O legislador usou a palavra “ato” para designar a conduta ineficaz do segurado que diminua ou extinga o amplo direito de regresso do segurador. O ato pode ser comissivo ou omissivo. O Direito pune com rigor as duas espécies e trabalha muito bem com o conceito de responsabilidade civil por omissão. A omissão, quando juridicamente relevante, gera efeitos jurídicos diferentes, sendo um delas a impossibilidade de o segurador sub-rogado se ver prejudicado na busca do ressarcimento por conta da conduta do segurado.

Nunca é demais lembrar que a lei de modo taxativo, ao arrepio de qualquer interpretação subjetiva, transfere, pela sub-rogação, apenas direitos e ações, não ônus de qualquer natureza, especialmente um nascido de omissão.

 Assim, repita-se, independentemente de a regra do protesto do recebedor não ser exigível no exterior, tem-se que, se o segurado não o apresentar contra o transportador, ainda assim subsistirá o direito de regresso do segurador, uma vez que seu ato omissivo se ajusta perfeitamente ao conteúdo do § 2º, do art. 756, do Código Civil.

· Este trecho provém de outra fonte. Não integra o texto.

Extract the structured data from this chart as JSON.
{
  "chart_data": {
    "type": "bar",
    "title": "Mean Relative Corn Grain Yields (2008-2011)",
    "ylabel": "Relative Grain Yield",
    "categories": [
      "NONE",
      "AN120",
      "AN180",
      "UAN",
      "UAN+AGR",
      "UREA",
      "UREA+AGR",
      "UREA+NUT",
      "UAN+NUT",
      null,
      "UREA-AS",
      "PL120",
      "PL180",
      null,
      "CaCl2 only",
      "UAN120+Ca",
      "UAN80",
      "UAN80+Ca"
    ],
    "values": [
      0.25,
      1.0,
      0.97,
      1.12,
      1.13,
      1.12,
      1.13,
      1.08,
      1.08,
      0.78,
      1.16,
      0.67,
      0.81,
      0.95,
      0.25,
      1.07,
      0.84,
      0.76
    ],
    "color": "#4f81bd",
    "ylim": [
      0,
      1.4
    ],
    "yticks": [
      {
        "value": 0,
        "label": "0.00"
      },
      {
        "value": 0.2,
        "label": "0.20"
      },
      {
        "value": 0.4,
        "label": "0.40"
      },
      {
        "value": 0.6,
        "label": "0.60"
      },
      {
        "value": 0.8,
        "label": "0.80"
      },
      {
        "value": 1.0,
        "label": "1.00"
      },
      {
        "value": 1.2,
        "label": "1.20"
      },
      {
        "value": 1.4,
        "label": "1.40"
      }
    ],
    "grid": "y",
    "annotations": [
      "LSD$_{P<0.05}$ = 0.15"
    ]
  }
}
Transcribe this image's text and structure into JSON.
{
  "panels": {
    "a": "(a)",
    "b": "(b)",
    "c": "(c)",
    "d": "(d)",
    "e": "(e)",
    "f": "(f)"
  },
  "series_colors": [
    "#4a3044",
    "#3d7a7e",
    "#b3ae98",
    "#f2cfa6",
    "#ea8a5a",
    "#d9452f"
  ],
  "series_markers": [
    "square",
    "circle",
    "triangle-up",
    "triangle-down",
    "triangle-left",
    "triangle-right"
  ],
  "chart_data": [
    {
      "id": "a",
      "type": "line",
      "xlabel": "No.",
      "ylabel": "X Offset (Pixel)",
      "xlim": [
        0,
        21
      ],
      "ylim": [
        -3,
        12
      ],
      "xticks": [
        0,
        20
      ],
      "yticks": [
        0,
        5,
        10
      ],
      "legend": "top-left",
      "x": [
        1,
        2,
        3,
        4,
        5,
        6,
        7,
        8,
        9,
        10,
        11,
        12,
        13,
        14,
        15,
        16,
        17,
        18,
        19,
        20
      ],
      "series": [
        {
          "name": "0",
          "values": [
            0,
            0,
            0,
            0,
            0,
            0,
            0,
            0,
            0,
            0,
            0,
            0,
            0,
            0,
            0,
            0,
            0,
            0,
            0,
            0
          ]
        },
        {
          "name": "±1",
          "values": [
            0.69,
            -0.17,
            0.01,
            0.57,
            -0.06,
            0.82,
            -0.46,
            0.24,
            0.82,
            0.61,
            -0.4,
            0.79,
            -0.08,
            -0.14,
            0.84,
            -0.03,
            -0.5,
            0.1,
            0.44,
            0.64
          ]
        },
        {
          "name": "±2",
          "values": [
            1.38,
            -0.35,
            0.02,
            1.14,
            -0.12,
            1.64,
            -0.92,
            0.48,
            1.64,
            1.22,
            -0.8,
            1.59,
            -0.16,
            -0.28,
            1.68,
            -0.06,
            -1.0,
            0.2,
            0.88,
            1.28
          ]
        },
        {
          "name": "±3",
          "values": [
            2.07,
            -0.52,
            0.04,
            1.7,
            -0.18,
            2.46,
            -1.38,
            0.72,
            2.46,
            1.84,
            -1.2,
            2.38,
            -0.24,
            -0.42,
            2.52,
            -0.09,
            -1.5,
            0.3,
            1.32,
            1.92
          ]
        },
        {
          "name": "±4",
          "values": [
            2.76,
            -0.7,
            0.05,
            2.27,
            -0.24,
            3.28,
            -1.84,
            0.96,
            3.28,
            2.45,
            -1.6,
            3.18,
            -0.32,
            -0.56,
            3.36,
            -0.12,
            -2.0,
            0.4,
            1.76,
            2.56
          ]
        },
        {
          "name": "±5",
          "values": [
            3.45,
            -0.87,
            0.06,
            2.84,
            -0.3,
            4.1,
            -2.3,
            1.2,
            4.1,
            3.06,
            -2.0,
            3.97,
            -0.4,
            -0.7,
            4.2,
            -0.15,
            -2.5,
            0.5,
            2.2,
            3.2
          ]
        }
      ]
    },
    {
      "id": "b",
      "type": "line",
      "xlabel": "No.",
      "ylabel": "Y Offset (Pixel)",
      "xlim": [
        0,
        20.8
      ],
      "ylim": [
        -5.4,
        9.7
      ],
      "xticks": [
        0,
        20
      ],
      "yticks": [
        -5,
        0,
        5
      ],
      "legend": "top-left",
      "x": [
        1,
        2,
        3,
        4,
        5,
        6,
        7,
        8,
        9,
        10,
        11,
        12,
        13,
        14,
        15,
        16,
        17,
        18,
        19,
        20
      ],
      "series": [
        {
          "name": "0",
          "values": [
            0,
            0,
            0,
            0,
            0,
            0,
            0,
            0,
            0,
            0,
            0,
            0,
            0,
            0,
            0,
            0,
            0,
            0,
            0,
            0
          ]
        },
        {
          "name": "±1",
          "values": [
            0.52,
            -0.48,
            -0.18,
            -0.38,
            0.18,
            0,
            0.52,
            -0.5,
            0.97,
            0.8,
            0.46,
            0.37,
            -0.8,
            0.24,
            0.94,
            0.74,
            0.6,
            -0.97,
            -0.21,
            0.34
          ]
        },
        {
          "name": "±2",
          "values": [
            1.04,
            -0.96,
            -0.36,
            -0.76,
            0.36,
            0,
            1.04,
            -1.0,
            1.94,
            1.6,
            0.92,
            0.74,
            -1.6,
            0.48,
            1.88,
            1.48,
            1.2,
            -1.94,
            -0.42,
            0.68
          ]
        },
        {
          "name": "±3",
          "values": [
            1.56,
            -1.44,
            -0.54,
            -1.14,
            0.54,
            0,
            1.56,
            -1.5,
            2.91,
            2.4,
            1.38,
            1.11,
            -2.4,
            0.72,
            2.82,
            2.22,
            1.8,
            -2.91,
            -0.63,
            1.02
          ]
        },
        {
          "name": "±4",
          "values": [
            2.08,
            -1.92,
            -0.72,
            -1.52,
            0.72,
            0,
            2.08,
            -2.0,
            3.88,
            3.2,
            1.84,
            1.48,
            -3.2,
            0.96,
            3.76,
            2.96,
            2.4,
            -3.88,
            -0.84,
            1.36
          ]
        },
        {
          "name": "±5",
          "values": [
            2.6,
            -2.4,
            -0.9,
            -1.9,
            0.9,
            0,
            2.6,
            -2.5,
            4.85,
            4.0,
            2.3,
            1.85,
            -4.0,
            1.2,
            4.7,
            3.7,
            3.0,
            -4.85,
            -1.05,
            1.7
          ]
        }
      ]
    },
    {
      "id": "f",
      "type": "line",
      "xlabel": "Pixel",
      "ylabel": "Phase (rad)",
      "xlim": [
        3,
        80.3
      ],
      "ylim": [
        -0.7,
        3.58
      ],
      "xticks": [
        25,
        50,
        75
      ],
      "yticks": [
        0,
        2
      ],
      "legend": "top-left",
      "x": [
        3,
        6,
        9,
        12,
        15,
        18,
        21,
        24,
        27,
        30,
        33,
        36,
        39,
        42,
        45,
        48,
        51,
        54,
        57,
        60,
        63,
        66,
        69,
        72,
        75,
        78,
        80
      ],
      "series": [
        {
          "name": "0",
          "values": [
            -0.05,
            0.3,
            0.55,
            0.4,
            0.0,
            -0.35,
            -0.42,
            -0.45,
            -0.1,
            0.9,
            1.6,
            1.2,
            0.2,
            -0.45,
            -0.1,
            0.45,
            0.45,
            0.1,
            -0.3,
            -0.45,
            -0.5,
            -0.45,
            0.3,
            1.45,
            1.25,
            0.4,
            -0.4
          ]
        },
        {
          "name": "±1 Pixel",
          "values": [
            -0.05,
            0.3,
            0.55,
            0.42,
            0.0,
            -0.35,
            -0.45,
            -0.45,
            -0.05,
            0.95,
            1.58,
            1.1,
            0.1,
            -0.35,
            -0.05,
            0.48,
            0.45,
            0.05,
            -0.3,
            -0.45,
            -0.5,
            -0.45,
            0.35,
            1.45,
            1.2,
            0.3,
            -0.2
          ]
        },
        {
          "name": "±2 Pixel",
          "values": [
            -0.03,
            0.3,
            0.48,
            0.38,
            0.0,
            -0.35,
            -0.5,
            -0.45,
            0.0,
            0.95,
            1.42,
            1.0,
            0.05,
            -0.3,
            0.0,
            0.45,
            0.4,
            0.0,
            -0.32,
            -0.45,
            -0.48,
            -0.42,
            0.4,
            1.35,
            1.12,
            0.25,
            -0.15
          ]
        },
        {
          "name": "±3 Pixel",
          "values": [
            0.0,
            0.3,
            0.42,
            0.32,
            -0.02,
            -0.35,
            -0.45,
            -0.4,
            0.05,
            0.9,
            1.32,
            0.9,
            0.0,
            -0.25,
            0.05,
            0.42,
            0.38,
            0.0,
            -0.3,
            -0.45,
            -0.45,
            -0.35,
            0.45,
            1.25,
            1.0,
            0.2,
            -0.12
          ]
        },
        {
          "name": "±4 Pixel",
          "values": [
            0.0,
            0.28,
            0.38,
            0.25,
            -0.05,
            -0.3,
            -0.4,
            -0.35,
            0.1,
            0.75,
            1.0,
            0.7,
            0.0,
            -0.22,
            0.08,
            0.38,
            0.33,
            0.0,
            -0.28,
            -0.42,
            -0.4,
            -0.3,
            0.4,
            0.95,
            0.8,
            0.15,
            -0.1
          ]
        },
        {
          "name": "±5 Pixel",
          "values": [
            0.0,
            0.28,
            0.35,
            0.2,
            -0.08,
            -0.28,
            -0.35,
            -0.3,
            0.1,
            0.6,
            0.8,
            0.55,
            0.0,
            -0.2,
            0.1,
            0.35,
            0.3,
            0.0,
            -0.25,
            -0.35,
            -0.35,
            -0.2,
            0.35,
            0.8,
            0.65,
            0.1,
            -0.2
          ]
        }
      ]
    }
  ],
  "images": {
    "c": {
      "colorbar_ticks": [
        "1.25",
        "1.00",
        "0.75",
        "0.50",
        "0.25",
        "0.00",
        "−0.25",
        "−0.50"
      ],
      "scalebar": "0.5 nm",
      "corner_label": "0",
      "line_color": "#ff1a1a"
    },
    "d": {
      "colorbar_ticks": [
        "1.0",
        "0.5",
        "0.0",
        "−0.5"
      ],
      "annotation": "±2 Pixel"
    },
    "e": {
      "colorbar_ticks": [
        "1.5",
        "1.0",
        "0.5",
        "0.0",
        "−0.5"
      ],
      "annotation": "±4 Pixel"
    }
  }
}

Existem precedentes judiciais a respeito e a lógica jurídica é pilar desse entendimento, edificado no solo firme da boa-fé objetiva e que tem por núcleo as legítimas preservações de direitos do segurado (recebimento da indenização de seguro) e do segurador sub-rogado (busca do ressarcimento), sem efetivo prejuízo ao transportador marítimo, causador do dano, porque continuará com sua garantia de defesa preservada, acrescida, aliás, de substancial vantagem, o deslocamento do ônus da prova para a autor da ação, uma vez que a presunção legal de responsabilidade será deslocada para a necessidade da caracterização da sua culpa.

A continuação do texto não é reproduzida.